Methods: Global gene and miRNA expression in TPC1-Vector and TPC1-SphK1 cells was analyzed using digital gene expression (DGE) analysis and small RNA-seq, respectively. miRNA-mRNA interactions were explored by microT-CDS, and the predicted networks were visualized using CytoScape®. Cell invasion and migration were assessed by performing Transwell invasion and wound-healing assays. Luciferase reporter and immunoblot assays were used to evaluate the targeting of fibronectin 1 (FN1) by miR-144-3p.

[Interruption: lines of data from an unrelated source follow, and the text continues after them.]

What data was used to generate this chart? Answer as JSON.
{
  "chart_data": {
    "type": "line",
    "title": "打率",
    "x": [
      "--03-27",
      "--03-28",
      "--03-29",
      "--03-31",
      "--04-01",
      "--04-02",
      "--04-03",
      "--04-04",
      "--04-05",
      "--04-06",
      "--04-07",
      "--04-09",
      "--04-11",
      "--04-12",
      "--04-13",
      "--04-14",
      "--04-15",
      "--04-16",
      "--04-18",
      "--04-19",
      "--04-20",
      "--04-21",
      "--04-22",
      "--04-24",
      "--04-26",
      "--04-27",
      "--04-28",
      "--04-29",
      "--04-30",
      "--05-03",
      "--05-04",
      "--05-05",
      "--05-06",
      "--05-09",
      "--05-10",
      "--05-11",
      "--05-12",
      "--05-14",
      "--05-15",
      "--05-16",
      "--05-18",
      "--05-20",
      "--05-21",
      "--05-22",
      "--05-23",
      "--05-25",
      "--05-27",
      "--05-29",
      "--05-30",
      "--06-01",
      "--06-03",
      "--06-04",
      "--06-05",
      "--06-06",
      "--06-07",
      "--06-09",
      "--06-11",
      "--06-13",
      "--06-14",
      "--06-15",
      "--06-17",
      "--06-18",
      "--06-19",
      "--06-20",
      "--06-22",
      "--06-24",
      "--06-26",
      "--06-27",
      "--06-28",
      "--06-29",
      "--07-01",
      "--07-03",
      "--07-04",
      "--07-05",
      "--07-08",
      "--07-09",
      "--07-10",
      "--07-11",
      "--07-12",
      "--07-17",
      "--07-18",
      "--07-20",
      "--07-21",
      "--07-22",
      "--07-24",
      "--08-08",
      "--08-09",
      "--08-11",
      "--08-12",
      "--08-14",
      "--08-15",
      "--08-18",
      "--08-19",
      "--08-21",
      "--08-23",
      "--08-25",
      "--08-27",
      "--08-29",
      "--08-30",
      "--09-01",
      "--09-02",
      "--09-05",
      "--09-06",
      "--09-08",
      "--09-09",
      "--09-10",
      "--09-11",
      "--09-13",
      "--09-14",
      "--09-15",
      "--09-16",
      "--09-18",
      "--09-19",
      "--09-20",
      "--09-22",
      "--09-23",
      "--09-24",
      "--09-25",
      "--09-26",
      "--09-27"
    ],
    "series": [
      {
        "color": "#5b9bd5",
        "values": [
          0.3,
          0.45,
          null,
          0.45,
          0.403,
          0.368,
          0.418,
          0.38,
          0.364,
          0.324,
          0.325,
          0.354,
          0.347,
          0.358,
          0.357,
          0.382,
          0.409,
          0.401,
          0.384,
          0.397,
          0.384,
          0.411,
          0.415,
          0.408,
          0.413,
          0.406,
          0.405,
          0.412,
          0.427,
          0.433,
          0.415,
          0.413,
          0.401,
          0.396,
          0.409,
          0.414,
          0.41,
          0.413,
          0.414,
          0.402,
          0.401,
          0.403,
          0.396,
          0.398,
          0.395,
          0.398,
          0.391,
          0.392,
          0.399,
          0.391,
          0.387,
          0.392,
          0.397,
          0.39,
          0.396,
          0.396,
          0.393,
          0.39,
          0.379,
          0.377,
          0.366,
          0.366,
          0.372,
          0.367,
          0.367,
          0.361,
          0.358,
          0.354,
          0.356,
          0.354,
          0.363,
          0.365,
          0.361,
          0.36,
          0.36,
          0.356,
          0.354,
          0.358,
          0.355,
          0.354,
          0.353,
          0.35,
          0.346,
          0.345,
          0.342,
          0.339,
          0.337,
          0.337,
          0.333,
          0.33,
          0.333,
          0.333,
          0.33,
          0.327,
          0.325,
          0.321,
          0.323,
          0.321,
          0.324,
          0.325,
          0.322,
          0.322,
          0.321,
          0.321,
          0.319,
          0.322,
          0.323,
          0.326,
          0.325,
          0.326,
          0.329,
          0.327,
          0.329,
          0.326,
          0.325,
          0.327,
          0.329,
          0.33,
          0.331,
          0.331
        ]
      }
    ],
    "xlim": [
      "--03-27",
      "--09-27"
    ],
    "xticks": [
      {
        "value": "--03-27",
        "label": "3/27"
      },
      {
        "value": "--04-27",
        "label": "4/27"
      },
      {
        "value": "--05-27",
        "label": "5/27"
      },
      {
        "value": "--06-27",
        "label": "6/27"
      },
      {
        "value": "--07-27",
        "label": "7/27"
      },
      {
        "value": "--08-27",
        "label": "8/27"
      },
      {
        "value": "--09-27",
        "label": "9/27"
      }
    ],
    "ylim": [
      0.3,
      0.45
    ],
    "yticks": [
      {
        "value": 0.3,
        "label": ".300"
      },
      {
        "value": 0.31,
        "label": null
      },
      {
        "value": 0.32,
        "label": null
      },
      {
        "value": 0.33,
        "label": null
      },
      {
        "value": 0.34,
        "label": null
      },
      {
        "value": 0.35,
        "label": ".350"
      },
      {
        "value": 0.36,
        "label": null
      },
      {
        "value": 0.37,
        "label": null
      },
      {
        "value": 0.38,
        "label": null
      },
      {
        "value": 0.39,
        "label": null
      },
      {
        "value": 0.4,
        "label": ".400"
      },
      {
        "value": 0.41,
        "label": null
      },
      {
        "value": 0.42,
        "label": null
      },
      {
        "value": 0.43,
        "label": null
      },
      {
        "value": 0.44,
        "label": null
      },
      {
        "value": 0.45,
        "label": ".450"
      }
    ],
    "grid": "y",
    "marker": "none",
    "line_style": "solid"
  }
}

Results: In this study, we found that overexpression of SphK1 differentially regulates the expression of 46 miRNAs and 506 mRNAs in papillary thyroid cancer (PTC) TPC1 cells. Combining bioinformatics predictions of mRNA targets with DGE data on mRNA expression allowed us to identify the mRNA targets of deregulated miRNAs. The direct interaction between miR-144-3p and FN1, which mediates the pro-invasive role of SphK1 in PTC cells, was experimentally validated.
Conclusions: Our results demonstrated that SphK1 overexpression drives a regulatory network governing miRNA and mRNA expression in PTC cells. We also demonstrated the roles played by miR-144-3p and FN1 in mediating the oncogenic function of SphK1, which enhanced the understanding of the etiology of PTC.
Keywords: FN1; Invasion; Papillary thyroid cancer; SphK1; miR-144-3p.